For the past two years, I’ve been writing a column on education for Personal Fitness Professional magazine. It’s given me a good opportunity to reflect on my own education, what it really means, and how it helps (or doesn’t help) my career.
In the book Why We Run, zoologist and ultramarathon runner Bernd Heinrich writes, “In the same way that a painter must know the technical effects of color combinations, techniques of paint application, shading, and highlights, a runner must acknowledge physiology, the medium through which excellence is exerted.”
As a fitness professional with a PhD, I often find myself at the center of the debate of whether personal trainers need a university education. My 13 years in college didn’t truly prepare me for my career. Universities do a good job of giving you knowledge, but they do a poor job of giving you career skills. As one of my personal trainer friends says, “Skills pay the bills.”
Whether you want to be a personal trainer, fitness instructor, fitness director, or club owner, most of what you learn in school won’t help you. You won’t even remember most of it. You think I remember the intricacies of RNA transcription, or exactly how the enzyme ATP synthase synthesizes ATP? Hardly.

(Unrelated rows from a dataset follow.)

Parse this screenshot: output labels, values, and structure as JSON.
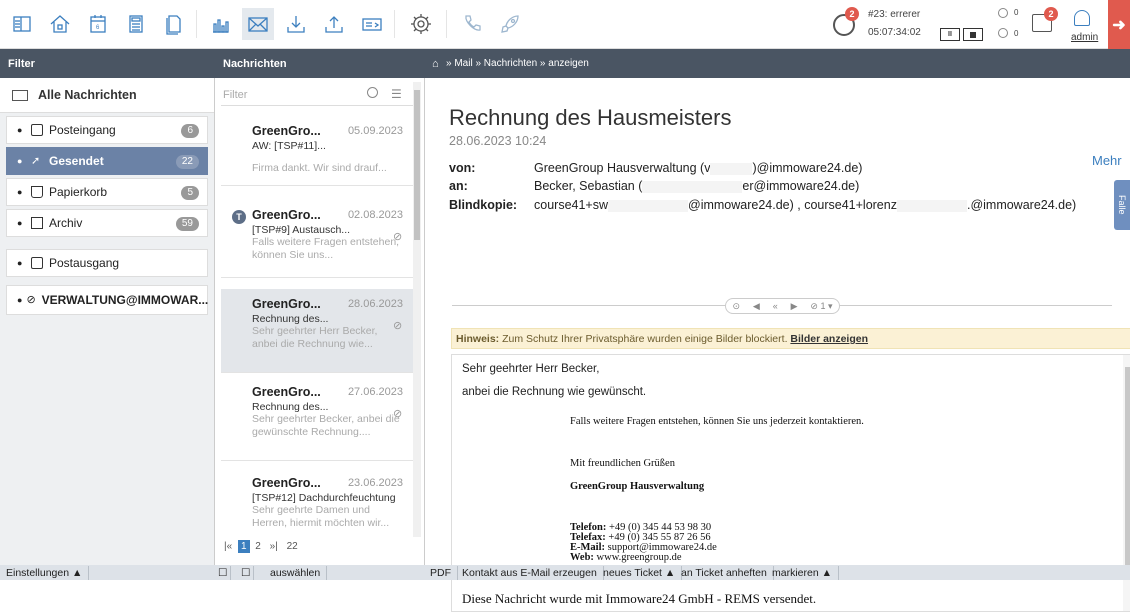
{
  "toolbar": {
    "timer_count": "2",
    "ticket_label": "#23: errerer",
    "timer_time": "05:07:34:02",
    "counter_a": "0",
    "counter_b": "0",
    "messages_count": "2",
    "user_name": "admin"
  },
  "panels": {
    "filter_title": "Filter",
    "messages_title": "Nachrichten",
    "breadcrumb": "» Mail » Nachrichten » anzeigen"
  },
  "filter": {
    "all_label": "Alle Nachrichten",
    "items": [
      {
        "label": "Posteingang",
        "count": "6"
      },
      {
        "label": "Gesendet",
        "count": "22"
      },
      {
        "label": "Papierkorb",
        "count": "5"
      },
      {
        "label": "Archiv",
        "count": "59"
      },
      {
        "label": "Postausgang",
        "count": ""
      },
      {
        "label": "VERWALTUNG@IMMOWAR...",
        "count": ""
      }
    ]
  },
  "messages": {
    "search_placeholder": "Filter",
    "items": [
      {
        "from": "GreenGro...",
        "date": "05.09.2023",
        "subject": "AW: [TSP#11]...",
        "preview": "Firma dankt. Wir sind drauf..."
      },
      {
        "from": "GreenGro...",
        "date": "02.08.2023",
        "subject": "[TSP#9] Austausch...",
        "preview": "Falls weitere Fragen entstehen, können Sie uns..."
      },
      {
        "from": "GreenGro...",
        "date": "28.06.2023",
        "subject": "Rechnung des...",
        "preview": "Sehr geehrter Herr Becker, anbei die Rechnung wie..."
      },
      {
        "from": "GreenGro...",
        "date": "27.06.2023",
        "subject": "Rechnung des...",
        "preview": "Sehr geehrter Becker, anbei die gewünschte Rechnung...."
      },
      {
        "from": "GreenGro...",
        "date": "23.06.2023",
        "subject": "[TSP#12] Dachdurchfeuchtung",
        "preview": "Sehr geehrte Damen und Herren, hiermit möchten wir..."
      }
    ],
    "badge": "T",
    "pager": {
      "first": "|«",
      "p1": "1",
      "p2": "2",
      "last": "»|",
      "total": "22"
    }
  },
  "detail": {
    "title": "Rechnung des Hausmeisters",
    "date": "28.06.2023 10:24",
    "from_label": "von:",
    "from_value_a": "GreenGroup Hausverwaltung (v",
    "from_value_b": ")@immoware24.de)",
    "to_label": "an:",
    "to_value_a": "Becker, Sebastian (",
    "to_value_b": "er@immoware24.de)",
    "bcc_label": "Blindkopie:",
    "bcc_value_a": "course41+sw",
    "bcc_value_b": "@immoware24.de) , course41+lorenz",
    "bcc_value_c": ".@immoware24.de)",
    "more": "Mehr",
    "side_tab": "Falle",
    "attach_count": "1",
    "notice_bold": "Hinweis:",
    "notice_text": " Zum Schutz Ihrer Privatsphäre wurden einige Bilder blockiert. ",
    "notice_link": "Bilder anzeigen",
    "body": {
      "greeting": "Sehr geehrter Herr Becker,",
      "line1": "anbei die Rechnung wie gewünscht.",
      "line2": "Falls weitere Fragen entstehen, können Sie uns jederzeit kontaktieren.",
      "regards": "Mit freundlichen Grüßen",
      "company": "GreenGroup Hausverwaltung",
      "phone_label": "Telefon:",
      "phone": " +49 (0) 345 44 53 98 30",
      "fax_label": "Telefax:",
      "fax": " +49 (0) 345 55 87 26 56",
      "mail_label": "E-Mail:",
      "mail": " support@immoware24.de",
      "web_label": "Web:",
      "web": " www.greengroup.de",
      "footer": "Diese Nachricht wurde mit Immoware24 GmbH - REMS versendet."
    }
  },
  "statusbar": {
    "settings": "Einstellungen ▲",
    "select": "auswählen",
    "pdf": "PDF",
    "contact": "Kontakt aus E-Mail erzeugen",
    "new_ticket": "neues Ticket ▲",
    "attach_ticket": "an Ticket anheften",
    "mark": "markieren ▲"
  },
  "colors": {
    "accent": "#3c7fbf",
    "header_bar": "#4a5563",
    "active_filter": "#6b82a6",
    "logout": "#e05a4e",
    "badge_red": "#e05a4e"
  }
}
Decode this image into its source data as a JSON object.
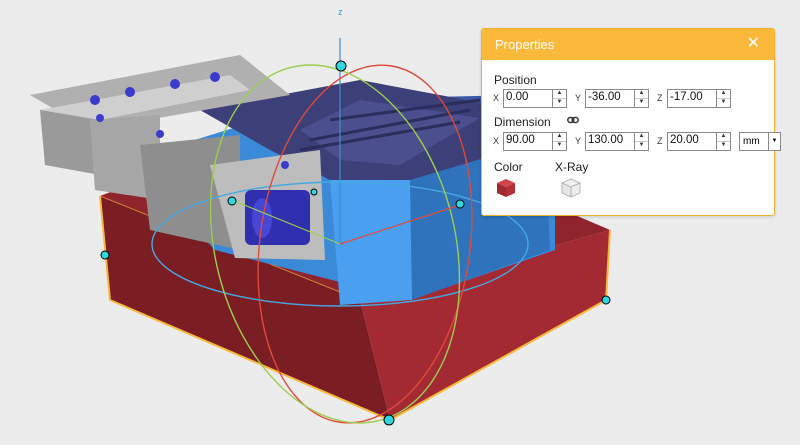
{
  "viewport": {
    "axis_label": "z"
  },
  "panel": {
    "title": "Properties",
    "close_icon": "close-icon",
    "position": {
      "label": "Position",
      "x_label": "X",
      "x_value": "0.00",
      "y_label": "Y",
      "y_value": "-36.00",
      "z_label": "Z",
      "z_value": "-17.00"
    },
    "dimension": {
      "label": "Dimension",
      "link_icon": "link-icon",
      "x_label": "X",
      "x_value": "90.00",
      "y_label": "Y",
      "y_value": "130.00",
      "z_label": "Z",
      "z_value": "20.00",
      "unit": "mm"
    },
    "color_label": "Color",
    "color_value": "#b3303a",
    "xray_label": "X-Ray"
  }
}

Wait a minute! Did Dr. Karp just say I don’t need a degree to be a fitness professional? No, I didn’t say that. Most professions require degrees in their respective fields to get jobs. So why should the fitness industry be different? However, a disconnect exists between what you do in school and what you do in your career. So what do you do? For starters, stay in school, or go to school if you haven’t. Because your biochemistry class is really not about learning how ATP synthase works. Your biochemistry class and all your other classes are about understanding the medium through which excellence is exerted and developing skills to turn that knowledge into expertise. Knowledge is knowing that water is composed of two atoms of hydrogen and one atom of oxygen—H2O. Expertise is understanding the nature of water so well that you can make it rain.
In graduate school, I once asked my advisor, one of the world’s top biomechanics scholars, where his ability came from to develop his ideas of muscle contraction. He responded, “Years of research.” It wasn’t until years later, after I had experienced years of research myself, that I reached the empowering point where I could develop my own ideas.
Perhaps universities could be better at providing students with skills to pay the bills, but some of it is your responsibility. Think outside the textbook. Pick the brains of the leaders in your industry. If you’re at a university, volunteer for laboratory research. Find a mentor who’s doing what you want to do. And remember what Mark Twain said: “Never let your schooling interfere with your education.”